Los grandes procesos sociales pueden comprenderse desde ángulos inadvertidos si, en vez de seguir la línea de los fríos relatos historiográficos, se miran desde la fina perspectiva de la subjetividad que recrea el discurso literario. En este contexto, las novelas bien confeccionadas permiten situar el núcleo de los conflictos internos que bullen a la par de las turbulencias colectivas.

Una historia personal puede sugerir aspectos que los registros convencionales omiten de sus procedimientos expositivos cuando se remontan a los hechos de antaño, más comprometidos con la transmisión de descripciones escuetas o bien imbuidas de sesgos doctrinarios. Encierran así variaciones de método y tentativas para enfocar horizontes que se vislumbran desde zonas distantes e incomunicadas.

La independencia mexicana tiene en El ángel sin cabeza, de Vicki Baum (1888-1960), una reinterpretación que subraya el contraste de dos escenarios geográficos descritos en el proceso en que madura una sensibilidad femenina: la de quien protagoniza la historia y la cuenta en primera persona en tono de confidencia; ofrece vistas típicas de su natal Weimar en medio del esplendor artístico presidido por el inconmensurable Goethe, amigo familiar cuyas citas literarias alternan con los diálogos sostenidos entre los personajes principales.

Cuando la joven inexperta abandona el sopor de un matrimonio concertado al margen de su voluntad a cambio de una pasión que la conduce a la Nueva España con un orgulloso amante en busca de fortuna, ésta le sonríe y vuelve a mostrarse esquiva en un continente en que las diferencias de origen étnico fijan la posición social y el acceso a los bienes materiales. El ávido aventurero desdeña a los criollos y juzga a los indígenas más cercanos a los animales que a los humanos, como dictaba la percepción dominante entre sus compatriotas de la península ibérica.

La autora caracteriza de modo verosímil a sus personajes, acorde con su tiempo y sus medios de vida, a tono con el clima emotivo y el panorama de dos sociedades, una americana y otra europea, cuyos cambios se suscitan con mayor o menor celeridad según las circunstancias de su concurrencia. El trabajo peligroso e insalubre en las minas de Guanajuato, las veladas interrumpidas por la incursión de las tropas napoleónicas en el ducado de Weimar y las acciones que sobrevienen a lo largo de una trama urdida con esmero favorecen una visión amplia para situar el marco evolutivo de unas personalidades y el agotamiento inminente de otras hasta alcanzar su destino.

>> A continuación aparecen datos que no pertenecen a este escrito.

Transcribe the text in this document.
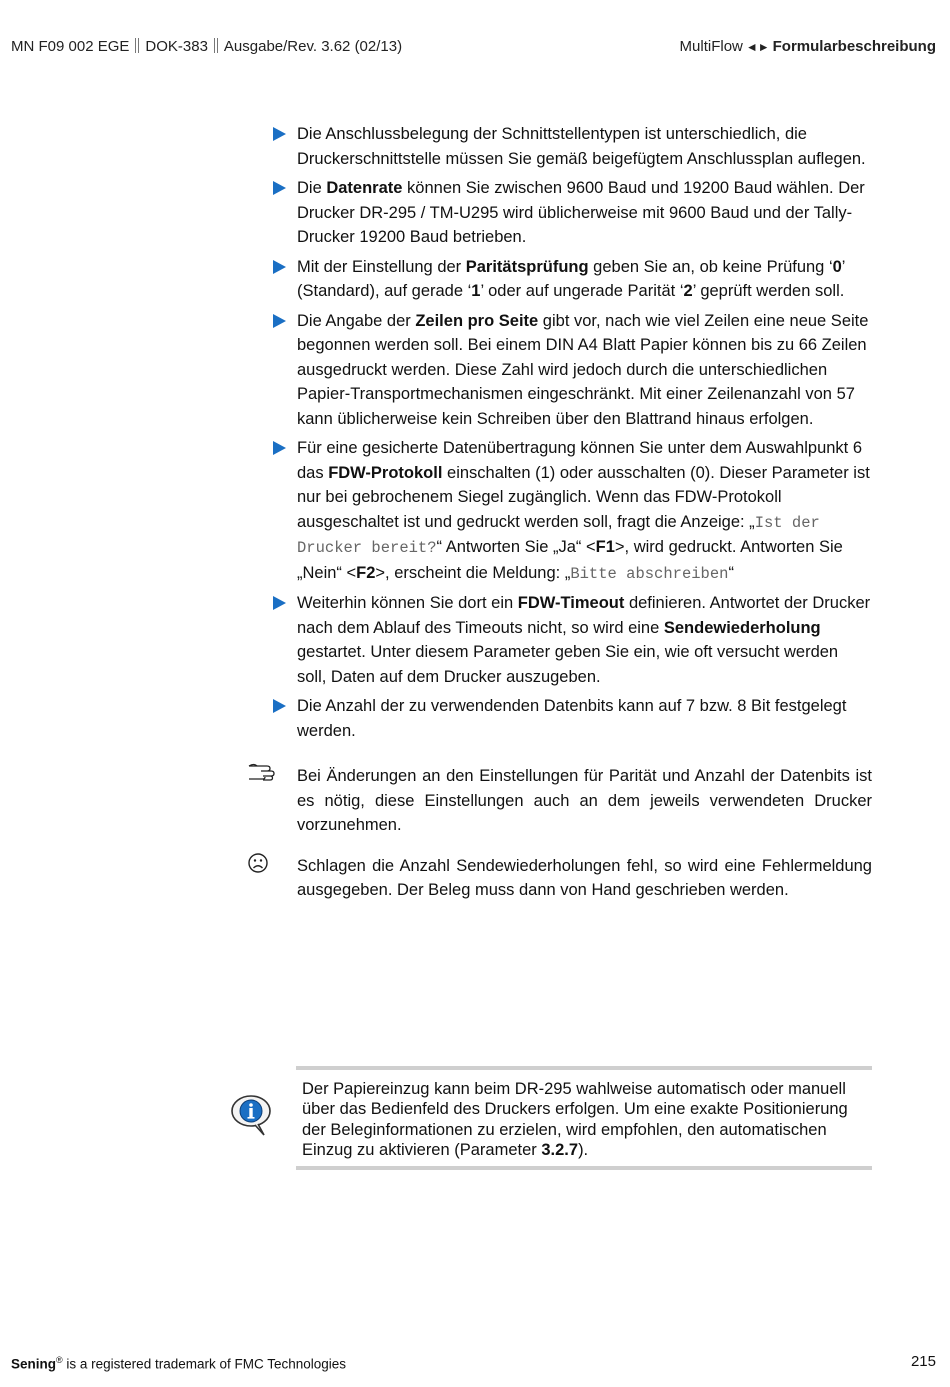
MN F09 002 EGE DOK-383 Ausgabe/Rev. 3.62 (02/13)	MultiFlow ◄► Formularbeschreibung
Die Anschlussbelegung der Schnittstellentypen ist unterschiedlich, die Druckerschnittstelle müssen Sie gemäß beigefügtem Anschlussplan auflegen.
Die Datenrate können Sie zwischen 9600 Baud und 19200 Baud wählen. Der Drucker DR-295 / TM-U295 wird üblicherweise mit 9600 Baud und der Tally-Drucker 19200 Baud betrieben.
Mit der Einstellung der Paritätsprüfung geben Sie an, ob keine Prüfung ‘0’ (Standard), auf gerade ‘1’ oder auf ungerade Parität ‘2’ geprüft werden soll.
Die Angabe der Zeilen pro Seite gibt vor, nach wie viel Zeilen eine neue Seite begonnen werden soll. Bei einem DIN A4 Blatt Papier können bis zu 66 Zeilen ausgedruckt werden. Diese Zahl wird jedoch durch die unterschiedlichen Papier-Transportmechanismen eingeschränkt. Mit einer Zeilenanzahl von 57 kann üblicherweise kein Schreiben über den Blattrand hinaus erfolgen.
Für eine gesicherte Datenübertragung können Sie unter dem Auswahlpunkt 6 das FDW-Protokoll einschalten (1) oder ausschalten (0). Dieser Parameter ist nur bei gebrochenem Siegel zugänglich. Wenn das FDW-Protokoll ausgeschaltet ist und gedruckt werden soll, fragt die Anzeige: „Ist der Drucker bereit?“ Antworten Sie „Ja“ <F1>, wird gedruckt. Antworten Sie „Nein“ <F2>, erscheint die Meldung: „Bitte abschreiben“
Weiterhin können Sie dort ein FDW-Timeout definieren. Antwortet der Drucker nach dem Ablauf des Timeouts nicht, so wird eine Sendewiederholung gestartet. Unter diesem Parameter geben Sie ein, wie oft versucht werden soll, Daten auf dem Drucker auszugeben.
Die Anzahl der zu verwendenden Datenbits kann auf 7 bzw. 8 Bit festgelegt werden.
Bei Änderungen an den Einstellungen für Parität und Anzahl der Datenbits ist es nötig, diese Einstellungen auch an dem jeweils verwendeten Drucker vorzunehmen.
Schlagen die Anzahl Sendewiederholungen fehl, so wird eine Fehlermeldung ausgegeben. Der Beleg muss dann von Hand geschrieben werden.
Der Papiereinzug kann beim DR-295 wahlweise automatisch oder manuell über das Bedienfeld des Druckers erfolgen. Um eine exakte Positionierung der Beleginformationen zu erzielen, wird empfohlen, den automatischen Einzug zu aktivieren (Parameter 3.2.7).
Sening® is a registered trademark of FMC Technologies	215
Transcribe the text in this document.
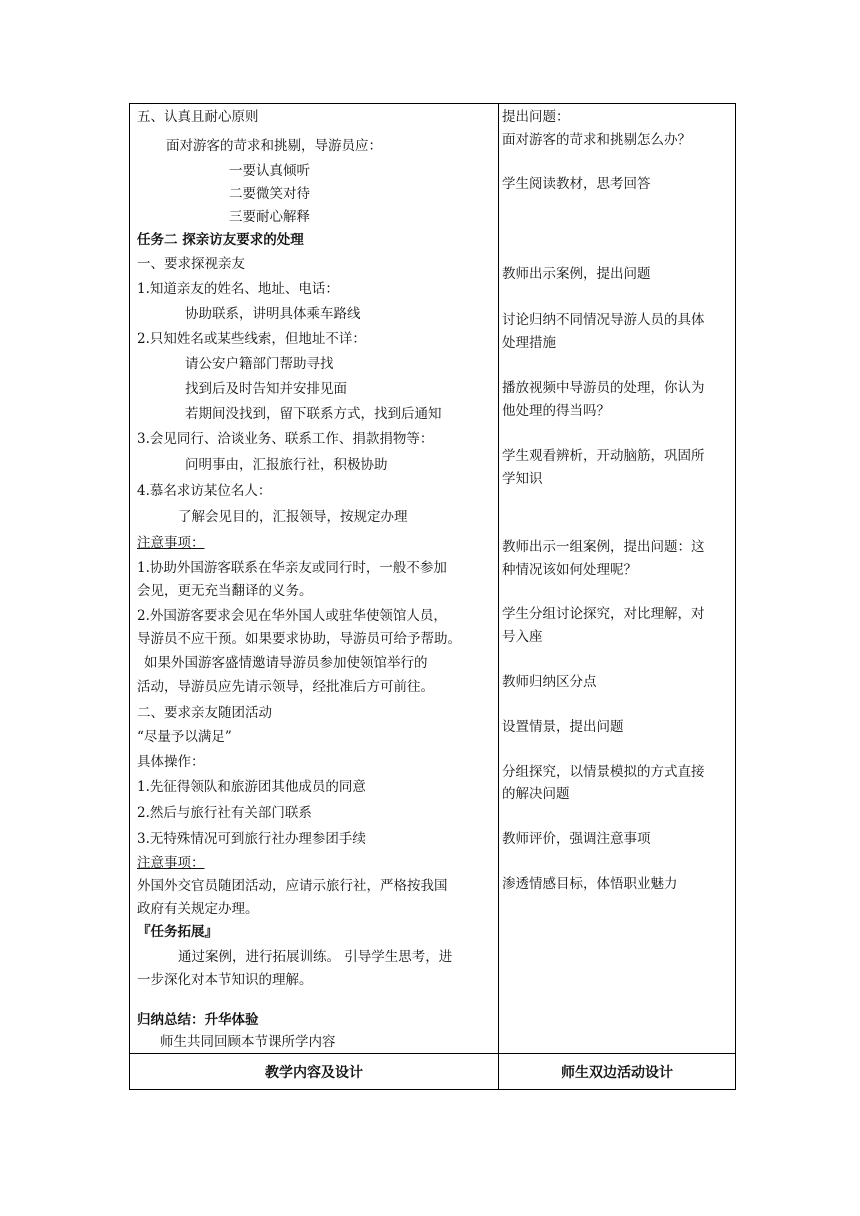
五、认真且耐心原则
面对游客的苛求和挑剔，导游员应：
一要认真倾听
二要微笑对待
三要耐心解释
任务二 探亲访友要求的处理
一、要求探视亲友
1.知道亲友的姓名、地址、电话：
协助联系，讲明具体乘车路线
2.只知姓名或某些线索，但地址不详：
请公安户籍部门帮助寻找
找到后及时告知并安排见面
若期间没找到，留下联系方式，找到后通知
3.会见同行、洽谈业务、联系工作、捐款捐物等：
问明事由，汇报旅行社，积极协助
4.慕名求访某位名人：
了解会见目的，汇报领导，按规定办理
注意事项：
1.协助外国游客联系在华亲友或同行时，一般不参加
会见，更无充当翻译的义务。
2.外国游客要求会见在华外国人或驻华使领馆人员，
导游员不应干预。如果要求协助，导游员可给予帮助。
如果外国游客盛情邀请导游员参加使领馆举行的
活动，导游员应先请示领导，经批准后方可前往。
二、要求亲友随团活动
“尽量予以满足”
具体操作：
1.先征得领队和旅游团其他成员的同意
2.然后与旅行社有关部门联系
3.无特殊情况可到旅行社办理参团手续
注意事项：
外国外交官员随团活动，应请示旅行社，严格按我国
政府有关规定办理。
『任务拓展』
通过案例，进行拓展训练。 引导学生思考，进
一步深化对本节知识的理解。
归纳总结：升华体验
师生共同回顾本节课所学内容
提出问题：
面对游客的苛求和挑剔怎么办？
学生阅读教材，思考回答
教师出示案例，提出问题
讨论归纳不同情况导游人员的具体
处理措施
播放视频中导游员的处理，你认为
他处理的得当吗？
学生观看辨析，开动脑筋，巩固所
学知识
教师出示一组案例，提出问题：这
种情况该如何处理呢？
学生分组讨论探究，对比理解，对
号入座
教师归纳区分点
设置情景，提出问题
分组探究，以情景模拟的方式直接
的解决问题
教师评价，强调注意事项
渗透情感目标，体悟职业魅力
教学内容及设计	师生双边活动设计
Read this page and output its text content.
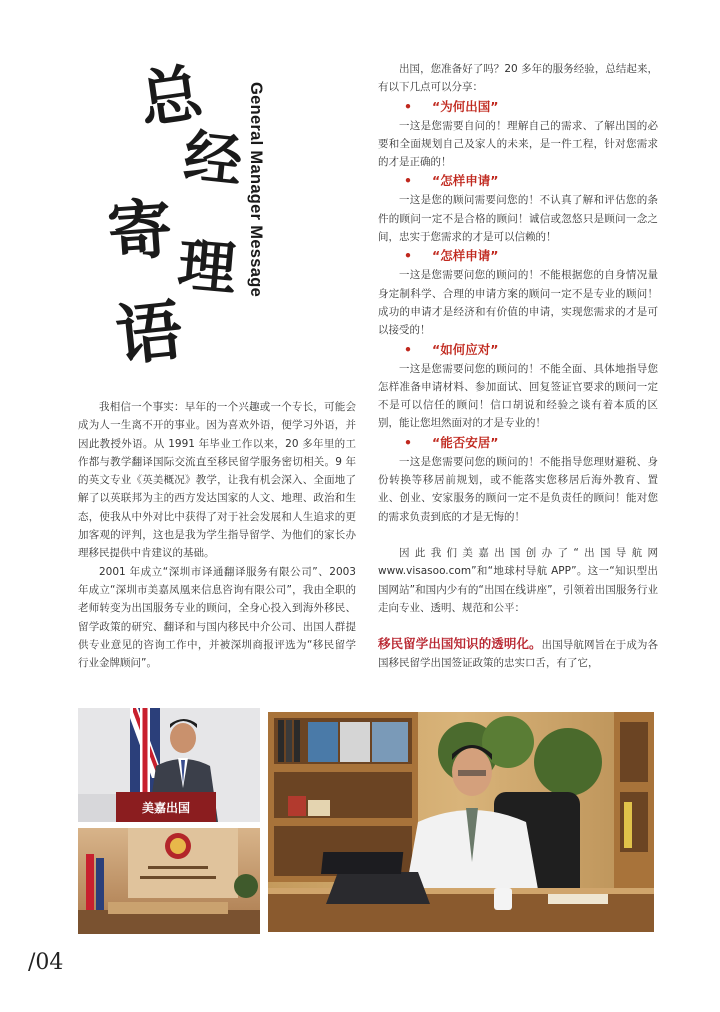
总
经
寄 理
语
General Manager Message

我相信一个事实：早年的一个兴趣或一个专长，可能会成为人一生离不开的事业。因为喜欢外语，便学习外语，并因此教授外语。从 1991 年毕业工作以来，20 多年里的工作都与教学翻译国际交流直至移民留学服务密切相关。9 年的英文专业《英美概况》教学，让我有机会深入、全面地了解了以英联邦为主的西方发达国家的人文、地理、政治和生态，使我从中外对比中获得了对于社会发展和人生追求的更加客观的评判，这也是我为学生指导留学、为他们的家长办理移民提供中肯建议的基础。

2001 年成立“深圳市译通翻译服务有限公司”、2003 年成立“深圳市美嘉凤凰来信息咨询有限公司”，我由全职的老师转变为出国服务专业的顾问，全身心投入到海外移民、留学政策的研究、翻译和与国内移民中介公司、出国人群提供专业意见的咨询工作中，并被深圳商报评选为“移民留学行业金牌顾问”。

出国，您准备好了吗？20 多年的服务经验，总结起来，有以下几点可以分享：

• “为何出国”

一这是您需要自问的！理解自己的需求、了解出国的必要和全面规划自己及家人的未来，是一件工程，针对您需求的才是正确的！

• “怎样申请”

一这是您的顾问需要问您的！不认真了解和评估您的条件的顾问一定不是合格的顾问！诚信或忽悠只是顾问一念之间，忠实于您需求的才是可以信赖的！

• “怎样申请”

一这是您需要问您的顾问的！不能根据您的自身情况量身定制科学、合理的申请方案的顾问一定不是专业的顾问！成功的申请才是经济和有价值的申请，实现您需求的才是可以接受的！

• “如何应对”

一这是您需要问您的顾问的！不能全面、具体地指导您怎样准备申请材料、参加面试、回复签证官要求的顾问一定不是可以信任的顾问！信口胡说和经验之谈有着本质的区别，能让您坦然面对的才是专业的！

• “能否安居”

一这是您需要问您的顾问的！不能指导您理财避税、身份转换等移居前规划，或不能落实您移居后海外教育、置业、创业、安家服务的顾问一定不是负责任的顾问！能对您的需求负责到底的才是无悔的！

因此我们美嘉出国创办了“出国导航网 www.visasoo.com”和“地球村导航 APP”。这一“知识型出国网站”和国内少有的“出国在线讲座”，引领着出国服务行业走向专业、透明、规范和公平：

移民留学出国知识的透明化。出国导航网旨在于成为各国移民留学出国签证政策的忠实口舌，有了它，

美嘉出国
/04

Los personajes de raigambre histórica aportan la fuerza de su inteligencia o su arrojo, su afán emancipador o los atributos de su genio para mostrarse en el terreno de las vivencias cotidianas, Goethe más visiblemente que Hidalgo, aunque la portadora de la voz narrativa hace un parangón entre ellos durante un diálogo sostenido con el ilustre literato: “Si Hidalgo hubiese vivido en Weimar, habría sido un hombre como usted, herr Von Goethe […] Habría sido un amigo del pueblo, un buen consejero del soberano; hubiera embellecido la ciudad, plantado árboles en el parque, vivido con sus libros, con los libros que amaba y con las nuevas filosofías; hasta hubiera hecho desmañadas intentonas en el teatro. Hidalgo hubiera sido un hombre feliz y de éxito en Weimar […] Pero como era un mexicano y un  criollo…” (Traducción de León Mirías).

Desde el mismo punto de vista, “Hidalgo era demasiado hombre para ser un sacerdote auténtico; y no lo era bastante para ser un soldado”. El cura de Dolores aparece como una figura de referencia en el relato más que como personaje con intervención directa en él, a diferencia de las masas populares escapadas del control de su mando que perpetran allanamientos y saqueos, matanzas y destrucción de bienes con un furor que la azorada extranjera –conspiradora de última hora– no logra comprender, mucho menos después de padecer la supresión radical de sus más preciados lazos afectivos en esa vorágine social.

En el fluir de sus recuerdos intercala juicios sugestivos sobre la vejez, los deberes conyugales y la insuficiencia del arte, a la vez que ejercita la reflexión sobre otros campos de la experiencia. Atribulada con el peso de su maternidad frustrada y a la vista del monumento mortuorio cuya forma de ángel mutilado simboliza los extravíos de su vida, casi al término de ella logra apaciguar las embestidas de la desesperanza.